I thought the RAM estimation was (1) benchmark your backend, (2) benchmark your memcache<->backend, (3) measure peak traffic performance requirements, (4) provide enough RAM that you reduce the latency to acceptable levels during peak traffic. If you don't have measurements of the first three you're shooting from the hip. It is workload dependent, but the more measurements you have, the better you can estimate. (Used to be mandatory so you could do trend analysis and purchase your new gear in time for inevitably outgrowing the old stuff)
Wouldn't the RAM + disk just be an extension of that method, though? It's like in the article, you test a subset of the system (RAM+disk) to find its limits, then you compare that to your other measurements and load requirements, and replace RAM with RAM+disk where it's cost and performance appropriate. But I might have missed part of the analysis
The article was significantly cut down for brevity, so any detail of how to find the right balance is beyond the scope :)
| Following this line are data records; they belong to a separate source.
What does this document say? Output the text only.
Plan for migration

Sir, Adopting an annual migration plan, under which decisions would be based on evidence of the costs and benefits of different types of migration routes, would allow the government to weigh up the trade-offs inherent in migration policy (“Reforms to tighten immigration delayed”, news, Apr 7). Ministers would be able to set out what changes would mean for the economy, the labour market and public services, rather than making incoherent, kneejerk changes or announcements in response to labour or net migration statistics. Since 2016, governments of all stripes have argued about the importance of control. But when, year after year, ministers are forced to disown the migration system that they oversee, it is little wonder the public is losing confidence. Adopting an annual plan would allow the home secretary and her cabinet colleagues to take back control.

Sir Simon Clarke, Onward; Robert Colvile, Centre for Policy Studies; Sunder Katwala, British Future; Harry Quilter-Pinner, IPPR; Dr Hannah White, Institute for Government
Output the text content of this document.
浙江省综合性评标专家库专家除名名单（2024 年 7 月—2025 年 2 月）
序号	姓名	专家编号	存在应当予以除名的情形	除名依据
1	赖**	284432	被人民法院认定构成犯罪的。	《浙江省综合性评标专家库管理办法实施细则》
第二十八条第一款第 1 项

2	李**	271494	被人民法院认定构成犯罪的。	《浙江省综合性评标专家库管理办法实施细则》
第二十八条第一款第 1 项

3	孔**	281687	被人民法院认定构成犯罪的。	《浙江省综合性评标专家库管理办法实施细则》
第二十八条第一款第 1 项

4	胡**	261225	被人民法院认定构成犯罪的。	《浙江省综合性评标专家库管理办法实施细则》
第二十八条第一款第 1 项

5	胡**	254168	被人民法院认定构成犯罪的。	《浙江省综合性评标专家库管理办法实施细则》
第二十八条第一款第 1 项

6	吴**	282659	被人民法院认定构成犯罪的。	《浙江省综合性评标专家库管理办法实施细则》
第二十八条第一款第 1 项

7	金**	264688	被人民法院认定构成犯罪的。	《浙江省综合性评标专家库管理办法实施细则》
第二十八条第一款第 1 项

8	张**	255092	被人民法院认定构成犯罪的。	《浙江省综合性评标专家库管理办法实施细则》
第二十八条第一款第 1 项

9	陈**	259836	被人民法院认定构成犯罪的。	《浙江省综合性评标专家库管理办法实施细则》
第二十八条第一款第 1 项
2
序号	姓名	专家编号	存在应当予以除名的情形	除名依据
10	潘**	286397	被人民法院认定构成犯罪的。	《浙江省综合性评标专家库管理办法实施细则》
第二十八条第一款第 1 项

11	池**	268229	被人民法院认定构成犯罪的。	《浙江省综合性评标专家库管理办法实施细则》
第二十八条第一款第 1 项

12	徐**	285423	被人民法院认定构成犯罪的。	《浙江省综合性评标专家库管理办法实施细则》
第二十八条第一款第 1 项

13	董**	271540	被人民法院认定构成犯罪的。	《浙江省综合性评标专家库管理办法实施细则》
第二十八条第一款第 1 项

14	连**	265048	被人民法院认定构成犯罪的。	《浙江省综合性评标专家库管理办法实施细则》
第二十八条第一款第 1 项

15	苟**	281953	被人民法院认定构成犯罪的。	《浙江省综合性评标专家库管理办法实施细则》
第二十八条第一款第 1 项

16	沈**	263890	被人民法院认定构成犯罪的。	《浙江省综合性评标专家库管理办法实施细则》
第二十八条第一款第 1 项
The original question was that it can be really hard to determine how much adding RAM will offload from the disk. IE: with extstore recent objects are served by RAM and never disk, so they don't count against your IO balance. If you're coming from a RAM backed system that has 500k requests per second, it's going to take some creative introspection to figure out how much RAM you'd need to keep the disk accesses below 400k, or whatever your target is.
Along those lines I just suggested a simple experiment. which is to just take an existing fully specced instance, add a disk, and test a few RAM settings to see how it looks. Most actual users of extstore have just done that since they're extending/replacing an existing cluster.
There're actually other ways you can simply read the numbers out of memcached but it just takes more effort or familiarity with its internals.